Niemand würde ein Auto kaufen, ohne es nicht Probe gefahren zu sein. Eine Produktseite von Porsche kann noch so gut sein, letztlich besteht sie nur aus Bildern, eventuell ein paar Sounds und Text.
Wenn der Onlinehandel es schaffen sollte, das Konsumerlebnis multisensorisch zu gestalten, um den Konsumenten so den emotionalen Wert des Produkt zu vermitteln, werden die Rücksendungen abnehmen. Der Kunde muss spüren, wie der Motor eines Porsches dröhnt, er muss fühlen, wie sich die neuen Turnschuhe um den Fuß schmiegen. Marketing ist die Kunst Emotionen zu wecken. Nur wenn der Onlinehandel in diesem Bereich den nächsten Schritt tut, kann sein Siegeszug fortbestehen.
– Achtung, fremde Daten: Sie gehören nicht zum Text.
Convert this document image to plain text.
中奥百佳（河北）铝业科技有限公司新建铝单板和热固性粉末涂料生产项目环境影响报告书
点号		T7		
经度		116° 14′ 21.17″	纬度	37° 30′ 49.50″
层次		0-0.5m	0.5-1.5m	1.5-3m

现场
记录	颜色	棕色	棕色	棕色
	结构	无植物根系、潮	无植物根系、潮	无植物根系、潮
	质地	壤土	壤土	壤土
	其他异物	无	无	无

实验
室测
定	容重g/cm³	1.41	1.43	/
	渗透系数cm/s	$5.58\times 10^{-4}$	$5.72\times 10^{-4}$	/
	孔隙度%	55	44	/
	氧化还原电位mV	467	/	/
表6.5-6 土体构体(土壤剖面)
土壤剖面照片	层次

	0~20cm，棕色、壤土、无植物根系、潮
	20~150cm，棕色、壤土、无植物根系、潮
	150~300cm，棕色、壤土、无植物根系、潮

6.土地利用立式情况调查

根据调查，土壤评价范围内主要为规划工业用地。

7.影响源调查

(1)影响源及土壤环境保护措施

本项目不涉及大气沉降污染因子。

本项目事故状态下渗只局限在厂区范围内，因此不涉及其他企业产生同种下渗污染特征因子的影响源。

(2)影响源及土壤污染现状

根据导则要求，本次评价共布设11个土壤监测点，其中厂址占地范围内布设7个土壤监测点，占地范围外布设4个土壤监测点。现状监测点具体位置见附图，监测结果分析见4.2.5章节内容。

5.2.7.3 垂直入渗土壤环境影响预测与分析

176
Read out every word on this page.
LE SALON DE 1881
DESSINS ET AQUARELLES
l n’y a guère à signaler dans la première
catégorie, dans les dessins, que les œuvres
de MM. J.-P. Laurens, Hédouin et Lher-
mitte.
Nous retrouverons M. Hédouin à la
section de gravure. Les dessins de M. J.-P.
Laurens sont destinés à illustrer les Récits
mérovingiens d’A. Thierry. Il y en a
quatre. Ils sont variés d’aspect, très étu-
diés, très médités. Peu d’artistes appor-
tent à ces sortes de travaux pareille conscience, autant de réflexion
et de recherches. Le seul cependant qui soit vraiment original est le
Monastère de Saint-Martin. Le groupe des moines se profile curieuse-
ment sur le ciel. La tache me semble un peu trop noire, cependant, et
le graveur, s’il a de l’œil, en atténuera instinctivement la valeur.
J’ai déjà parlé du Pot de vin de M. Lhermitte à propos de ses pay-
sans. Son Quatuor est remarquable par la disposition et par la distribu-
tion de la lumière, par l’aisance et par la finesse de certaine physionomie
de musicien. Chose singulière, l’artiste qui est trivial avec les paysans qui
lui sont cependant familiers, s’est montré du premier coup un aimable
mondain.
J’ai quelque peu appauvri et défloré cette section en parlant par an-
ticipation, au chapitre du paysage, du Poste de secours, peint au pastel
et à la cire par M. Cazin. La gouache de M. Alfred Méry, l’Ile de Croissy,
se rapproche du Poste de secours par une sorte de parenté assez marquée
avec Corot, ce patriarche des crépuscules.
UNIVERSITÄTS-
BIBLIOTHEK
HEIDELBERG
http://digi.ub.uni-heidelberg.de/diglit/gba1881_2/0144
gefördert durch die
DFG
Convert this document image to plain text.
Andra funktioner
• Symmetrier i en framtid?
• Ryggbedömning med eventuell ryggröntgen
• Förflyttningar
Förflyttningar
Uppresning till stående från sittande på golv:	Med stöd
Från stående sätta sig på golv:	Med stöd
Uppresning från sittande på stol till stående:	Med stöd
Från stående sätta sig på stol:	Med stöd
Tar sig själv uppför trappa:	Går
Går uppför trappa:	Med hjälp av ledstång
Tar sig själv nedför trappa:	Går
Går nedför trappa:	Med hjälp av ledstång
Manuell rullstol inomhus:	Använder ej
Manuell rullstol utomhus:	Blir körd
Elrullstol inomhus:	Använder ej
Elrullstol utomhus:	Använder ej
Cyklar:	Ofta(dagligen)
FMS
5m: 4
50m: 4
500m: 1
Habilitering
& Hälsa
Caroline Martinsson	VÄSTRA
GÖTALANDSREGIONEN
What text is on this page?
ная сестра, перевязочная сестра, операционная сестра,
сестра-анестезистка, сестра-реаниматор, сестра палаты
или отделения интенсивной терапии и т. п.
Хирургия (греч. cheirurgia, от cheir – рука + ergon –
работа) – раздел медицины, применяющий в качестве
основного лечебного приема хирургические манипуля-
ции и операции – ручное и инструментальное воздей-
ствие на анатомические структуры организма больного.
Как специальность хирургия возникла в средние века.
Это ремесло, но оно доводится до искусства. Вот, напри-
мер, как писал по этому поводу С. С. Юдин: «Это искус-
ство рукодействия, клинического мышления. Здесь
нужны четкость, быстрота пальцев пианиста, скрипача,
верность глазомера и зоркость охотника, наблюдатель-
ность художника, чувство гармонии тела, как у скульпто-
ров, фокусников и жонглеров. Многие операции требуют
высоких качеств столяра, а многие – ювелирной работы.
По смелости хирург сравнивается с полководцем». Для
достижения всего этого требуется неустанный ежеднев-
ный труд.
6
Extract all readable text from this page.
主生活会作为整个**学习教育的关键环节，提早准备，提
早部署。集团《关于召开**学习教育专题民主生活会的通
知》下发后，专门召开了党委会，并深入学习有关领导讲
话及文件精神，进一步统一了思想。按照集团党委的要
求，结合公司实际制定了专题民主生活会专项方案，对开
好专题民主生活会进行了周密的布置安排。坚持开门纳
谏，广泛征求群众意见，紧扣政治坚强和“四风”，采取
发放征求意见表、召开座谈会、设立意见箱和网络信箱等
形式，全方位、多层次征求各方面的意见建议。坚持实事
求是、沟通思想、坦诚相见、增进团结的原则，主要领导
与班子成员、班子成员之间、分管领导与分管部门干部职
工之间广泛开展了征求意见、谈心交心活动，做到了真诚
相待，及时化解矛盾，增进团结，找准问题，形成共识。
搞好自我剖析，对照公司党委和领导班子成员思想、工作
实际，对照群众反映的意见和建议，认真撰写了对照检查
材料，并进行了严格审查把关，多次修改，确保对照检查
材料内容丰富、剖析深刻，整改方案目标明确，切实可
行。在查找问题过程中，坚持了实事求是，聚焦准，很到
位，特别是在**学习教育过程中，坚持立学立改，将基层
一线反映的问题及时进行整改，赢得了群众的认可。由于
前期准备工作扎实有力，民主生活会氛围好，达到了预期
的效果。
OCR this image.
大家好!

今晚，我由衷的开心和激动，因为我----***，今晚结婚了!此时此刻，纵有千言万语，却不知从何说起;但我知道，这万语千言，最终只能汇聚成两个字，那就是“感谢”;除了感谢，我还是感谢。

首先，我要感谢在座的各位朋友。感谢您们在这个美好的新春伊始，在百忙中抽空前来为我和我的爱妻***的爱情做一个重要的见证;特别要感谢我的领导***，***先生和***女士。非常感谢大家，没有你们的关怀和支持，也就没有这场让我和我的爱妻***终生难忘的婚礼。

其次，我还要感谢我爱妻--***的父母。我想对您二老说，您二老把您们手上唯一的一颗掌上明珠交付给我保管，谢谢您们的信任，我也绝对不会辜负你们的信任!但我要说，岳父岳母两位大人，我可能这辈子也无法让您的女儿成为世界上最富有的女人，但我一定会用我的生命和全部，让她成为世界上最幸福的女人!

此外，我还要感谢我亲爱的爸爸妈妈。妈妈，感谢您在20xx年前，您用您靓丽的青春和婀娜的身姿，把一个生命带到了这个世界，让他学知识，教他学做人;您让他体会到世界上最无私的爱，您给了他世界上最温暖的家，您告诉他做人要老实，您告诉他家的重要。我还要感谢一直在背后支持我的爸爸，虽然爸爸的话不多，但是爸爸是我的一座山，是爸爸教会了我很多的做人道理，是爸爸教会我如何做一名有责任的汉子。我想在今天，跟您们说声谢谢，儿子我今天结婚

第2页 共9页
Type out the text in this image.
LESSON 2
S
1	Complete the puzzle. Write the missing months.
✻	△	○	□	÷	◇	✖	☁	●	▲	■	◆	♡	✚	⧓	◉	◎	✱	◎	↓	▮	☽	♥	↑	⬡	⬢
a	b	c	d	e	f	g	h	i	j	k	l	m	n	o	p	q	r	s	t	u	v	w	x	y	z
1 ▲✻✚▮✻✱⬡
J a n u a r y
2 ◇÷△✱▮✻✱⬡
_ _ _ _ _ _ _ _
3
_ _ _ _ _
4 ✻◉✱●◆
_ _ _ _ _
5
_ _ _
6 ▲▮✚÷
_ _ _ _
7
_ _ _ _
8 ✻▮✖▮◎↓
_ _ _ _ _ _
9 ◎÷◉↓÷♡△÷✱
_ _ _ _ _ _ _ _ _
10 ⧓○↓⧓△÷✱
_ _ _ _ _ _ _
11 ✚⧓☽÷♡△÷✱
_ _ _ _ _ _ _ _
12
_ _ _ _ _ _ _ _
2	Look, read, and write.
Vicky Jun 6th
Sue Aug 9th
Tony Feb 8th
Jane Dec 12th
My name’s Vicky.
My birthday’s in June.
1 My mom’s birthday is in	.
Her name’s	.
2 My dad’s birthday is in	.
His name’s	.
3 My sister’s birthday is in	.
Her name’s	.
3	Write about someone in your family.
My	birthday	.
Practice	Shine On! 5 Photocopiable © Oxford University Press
Solange sich der Onlinehandel jedoch nur mit der Verlustseite der Entscheidung beschäftigt, indem er Einkäufe weniger aufwendig, preiswerter und schneller macht, müssen Online und Offline Wege finden, ihre spezifischen Stärken zu kombinieren.
Die Kundensicht auf Kaufentscheidungen ist vielseitig. Das Angebot sollte dem Rechnung tragen.